La Cnil a publié, le 14 novembre 2022, sa position concernant les conditions dans lesquelles les organismes complémentaires d’assurance maladie (Ocam) peuvent collecter des données de santé.

En réponse aux centaines de plaintes reçues mettant en cause la possibilité d’une cinquantaine d’Ocam de recevoir des données générées par les professionnels de santé pour le suivi des patients ou encore le remboursement des dépenses de santé, la CNIL reconnaît déjà aux assureurs complémentaires «la possibilité d’utiliser des données de santé pour procéder aux remboursements de leurs assurés». Etant entendu que «les Ocam sont tenus de respecter les règles fixées par le RGPD et la loi informatique et libertés, et de ne traiter que les données dont ils ont besoin pour assurer leurs prestations».

La Cnil estime ainsi que le cadre juridique existant «permet le traitement de données de santé par les Ocam à des fins de liquidations des prestations uniquement pour les contrats dits responsables» qui, rappelle-t-elle, représente 95% du marché de la complémentaire santé». Pour les contrats non responsables, «seule l’exception du consentement (explicite, libre et éclairé de l’assuré) apparaît mobilisable» pour autoriser une telle utilisation des données de santé, estime la Cnil. En conséquence, «les conditions concrètes de passation du contrat (complémentaire de frais de santé) doivent faire l’objet d’une attention particulière afin de garantir la validité du consentement explicite de l’assuré», estime la Cnil. Et ce, d’autant plus dans le cas des contrats collectifs, où aucun consentement explicite et exprès n’est donné à la conclusion du contrat par chaque assuré individuellement, le consentement ne résultant, par défaut, que de la non-opposition au bénéfice des garanties du contrat.

De la même façon, au regard de la réglementation en vigueur concernant le secret médical imposé aux professionnels de santé, la Cnil estime que «pour pouvoir transmettre aux Ocam des informations couvertes par le secret médical, telles qu’une ordonnance, un code affiné ou un code de regroupement, les professionnels de santé doivent y être autorisés expressément par une norme législative», ce qui n’est aujourd’hui pas le cas. Toutefois, l’obligation introduite dans les contrats responsables d’inclure, à compter du 1er janvier 2022, un mécanisme de tiers payant dispensant l’assuré de l’avance de frais de ses soins, implique la transmission aux Ocam d’informations couvertes par le secret médical», constate la Cnil. «Un encadrement législatif autorisant explicitement les professionnels de santé à transmettre aux OCAM des données couvertes par le secret médical et encadrant les modalités de cette transmission est donc nécessaire», estime la Cnil. Sachant qu’«en l’absence de décision contraire des juridictions compétentes, le patient  peut mandater un tiers – ici, son professionnel de santé – pour transmettre à son OCAM les documents ou informations couverts par le secret médical nécessaires à la liquidation de ses dépenses.» Dans ce cas de figure, «il appartiendra aux OCAM de disposer de cet accord pour pouvoir recevoir et traiter les données en question», estime la Cnil.

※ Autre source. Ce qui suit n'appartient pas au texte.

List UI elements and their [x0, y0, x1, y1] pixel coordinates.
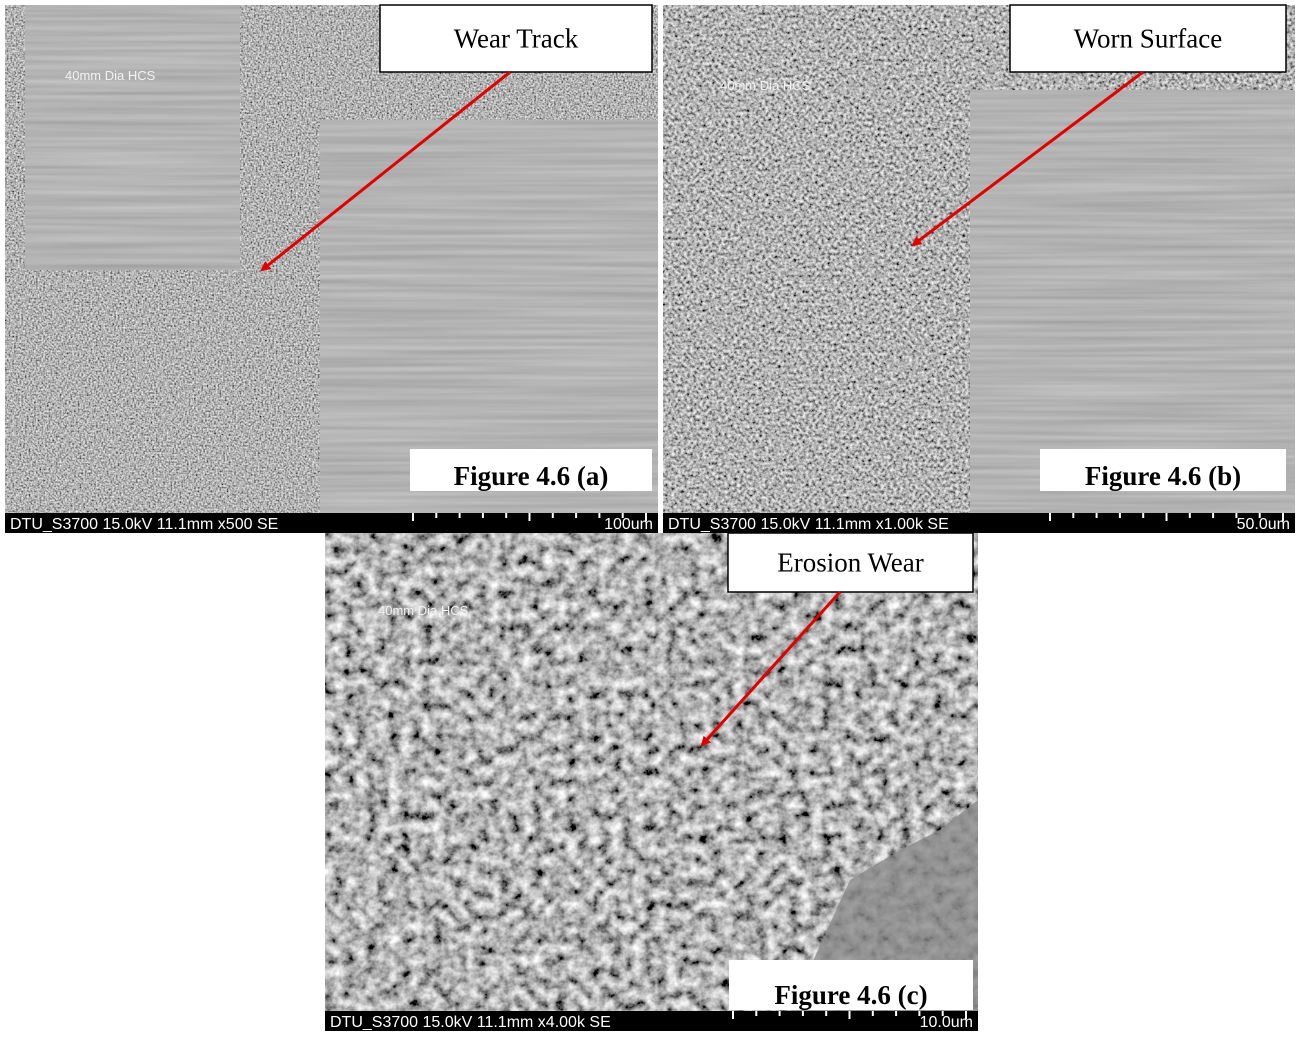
figure: 40mm Dia HCS DTU_S3700 15.0kV 11.1mm x500… — [0, 0, 1298, 1041]
info-text: DTU_S3700 15.0kV 11.1mm x1.00k SE — [668, 516, 949, 533]
sample-label: 40mm Dia HCS — [378, 603, 469, 618]
page: {"panels": [ {"callout": "Wear Track", "… — [0, 0, 1298, 1041]
info-text: DTU_S3700 15.0kV 11.1mm x500 SE — [10, 516, 278, 533]
scale-text: 50.0um — [1237, 516, 1290, 533]
callout-text: Erosion Wear — [777, 548, 924, 578]
sample-label: 40mm Dia HCS — [720, 78, 811, 93]
figure-label: Figure 4.6 (c) — [774, 980, 927, 1010]
callout-text: Worn Surface — [1074, 24, 1223, 54]
figure-label: Figure 4.6 (b) — [1085, 461, 1241, 491]
figure-label: Figure 4.6 (a) — [454, 461, 609, 491]
info-text: DTU_S3700 15.0kV 11.1mm x4.00k SE — [330, 1014, 611, 1031]
sample-label: 40mm Dia HCS — [65, 68, 156, 83]
scale-text: 10.0um — [920, 1014, 973, 1031]
callout-text: Wear Track — [454, 24, 579, 54]
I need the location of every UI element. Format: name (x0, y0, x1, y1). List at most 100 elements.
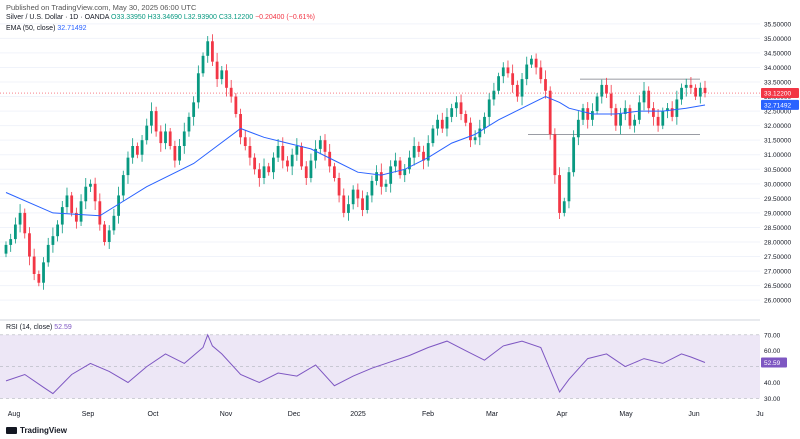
candle-body (497, 76, 500, 91)
price-tick-label: 29.50000 (764, 196, 791, 203)
candle-body (351, 189, 355, 205)
candle-body (4, 244, 8, 254)
candle-body (234, 96, 238, 114)
time-tick-label: May (619, 411, 633, 418)
candle-body (520, 79, 524, 97)
candle-body (23, 212, 27, 234)
candle-body (290, 154, 294, 167)
candle-body (79, 201, 83, 222)
candle-body (539, 67, 543, 80)
candle-body (454, 102, 458, 109)
time-tick-label: Aug (8, 411, 21, 418)
rsi-axis: 70.00 60.00 40.00 30.00 52.59 (761, 332, 787, 403)
candle-body (633, 119, 637, 126)
candle-body (398, 160, 402, 176)
candle-body (239, 114, 242, 138)
candle-body (70, 195, 74, 213)
candle-body (403, 169, 407, 176)
last-price-tag-box (761, 88, 799, 99)
candle-body (365, 195, 369, 210)
candle-body (93, 183, 97, 202)
candle-body (361, 198, 364, 210)
price-tick-label: 35.00000 (764, 36, 791, 43)
candle-body (98, 201, 102, 225)
time-tick-label: 2025 (350, 411, 366, 418)
candle-body (215, 61, 219, 80)
candle-body (267, 166, 271, 173)
candle-body (337, 178, 341, 196)
candle-body (703, 87, 707, 94)
candle-body (248, 146, 252, 158)
reference-lines (0, 78, 760, 135)
time-tick-label: Oct (148, 411, 159, 418)
candle-body (412, 146, 416, 158)
candle-body (196, 73, 200, 103)
candle-body (225, 70, 228, 88)
rsi-line (5, 333, 706, 395)
price-tick-label: 27.50000 (764, 254, 791, 261)
candle-body (173, 146, 177, 161)
candle-body (389, 166, 393, 184)
candle-body (408, 157, 411, 170)
ema-legend: EMA (50, close) 32.71492 (6, 25, 87, 32)
price-tick-label: 30.00000 (764, 181, 791, 188)
candle-body (675, 99, 679, 117)
candle-body (544, 79, 547, 91)
candle-body (253, 157, 257, 170)
time-tick-label: Jun (688, 411, 699, 418)
candle-body (628, 108, 632, 126)
candle-body (201, 55, 205, 74)
price-tick-label: 31.00000 (764, 152, 791, 159)
rsi-value: 52.59 (54, 324, 72, 331)
candle-body (384, 183, 388, 187)
candle-body (13, 224, 17, 240)
candle-body (32, 256, 36, 274)
candle-body (51, 236, 55, 245)
candle-body (422, 151, 425, 161)
candle-body (567, 172, 571, 202)
candle-body (501, 67, 505, 77)
candle-body (192, 102, 196, 117)
candle-body (511, 73, 515, 85)
candle-body (656, 116, 660, 126)
time-tick-label: Apr (557, 411, 569, 418)
candle-body (487, 99, 491, 117)
time-tick-label: Nov (220, 411, 233, 418)
candle-body (145, 125, 149, 141)
candle-body (375, 172, 379, 181)
candle-body (295, 146, 299, 155)
time-tick-label: Dec (288, 411, 301, 418)
candle-body (689, 84, 693, 88)
candle-body (126, 157, 130, 176)
candle-body (28, 233, 31, 257)
candle-body (314, 148, 318, 161)
time-tick-label: Mar (486, 411, 499, 418)
candle-body (623, 108, 627, 114)
candle-body (356, 189, 360, 199)
candle-body (440, 119, 444, 129)
candle-body (211, 41, 214, 62)
candle-body (154, 111, 158, 132)
price-tick-label: 32.00000 (764, 123, 791, 130)
candle-body (164, 131, 167, 144)
candle-body (576, 119, 580, 138)
last-price-tag: 33.12200 (764, 91, 791, 98)
candle-body (483, 116, 486, 129)
candle-body (65, 195, 69, 208)
rsi-label: RSI (14, close) (6, 324, 53, 331)
candle-body (347, 204, 350, 213)
candle-body (642, 90, 646, 103)
candle-body (698, 87, 702, 97)
candle-body (647, 90, 651, 109)
candle-body (159, 131, 163, 144)
time-axis: Aug Sep Oct Nov Dec 2025 Feb Mar Apr May Jun Ju (8, 411, 764, 418)
candle-body (694, 87, 698, 97)
symbol-legend: Silver / U.S. Dollar · 1D · OANDA O33.33… (6, 14, 315, 21)
candle-body (135, 146, 139, 155)
time-tick-label: Feb (422, 411, 434, 418)
candle-body (586, 108, 590, 120)
rsi-tick-label: 60.00 (764, 348, 781, 355)
candle-body (9, 239, 13, 245)
candlestick-series (4, 34, 707, 290)
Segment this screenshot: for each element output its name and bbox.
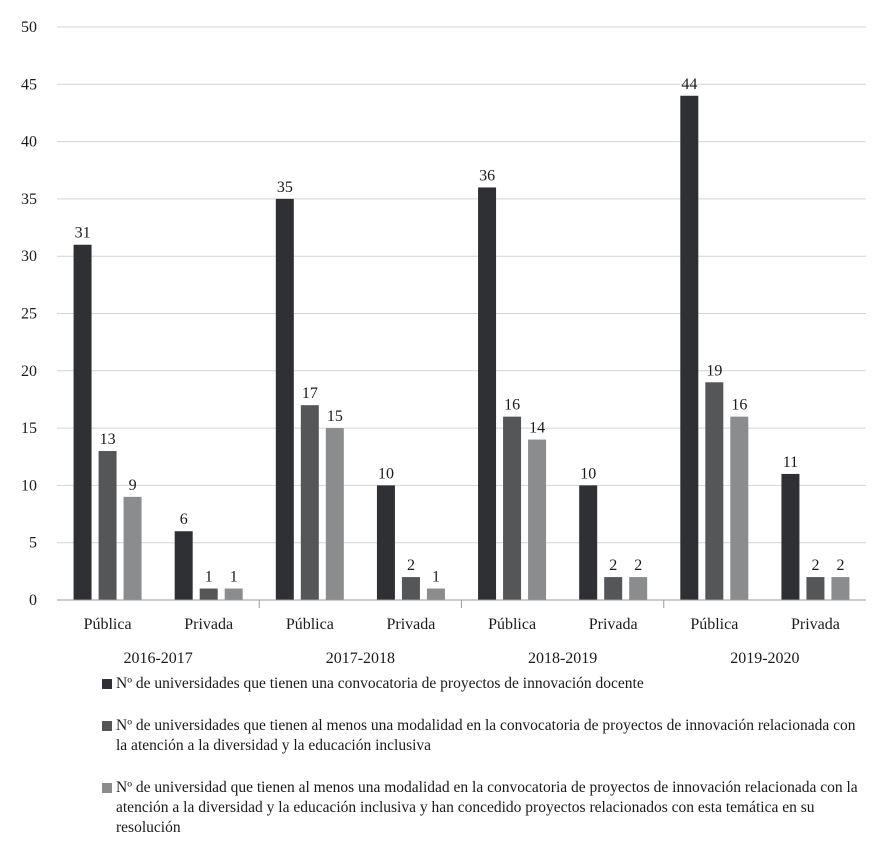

Au vu de ces éléments, la Commission estime que «la loi est trop lacunaire» concernant l’encadrement et les garanties dans lesquels s’opèrent cette collecte «eu égard à la sensibilité de ces données». Elle estime donc «indispensable de revoir cet encadrement législatif en ce qui concerne l’exception mobilisable (en matière de consentement de l’assuré) pour le traitement des données et la levée du secret médical, afin de conforter la licéité des traitements dans tous les cas de figure».

Cette révision législative devraient, selon la Cnil, conduire à déterminer les finalités admises, les catégories de données pouvant être traitées, la présence et le contrôle par des professionnels de santé au sein des OCAM». Dans l’intervalle, le mandat du patient à la transmission de ses données de santé, recueilli par le professionnel de santé, et vérifié par l’OCAM peut permettre de satisfaire aux exigences relatives au secret médical pour les contrats non responsables», précise-t-elle.

Dans un communiqué commun publié le 15 novembre 2022, la Mutualité française, France Assureurs, le Centre technique des institutions de prévoyance (Ctip) et l’Union nationale des Ocam (Unocam) ont salué la position de la Cnil de «légitimer le traitement par les complémentaires santé de données de santé des assurés sociaux», et se déclarent prêts «à renforcer le cadre juridique dans lequel s’organisent aujourd’hui ces données de santé dans un esprit constructif et toujours pour améliorer le service rendu aux assurés». Sachant que les complémentaires ont déjà «mis en place des processus permettant de garantir la confidentialité, la sécurité et la traçabilité de ces données qui, même si elles appartiennent formellement à la catégorie des données de santé, ne permettent pas de connaitre la situation médicale des assurés».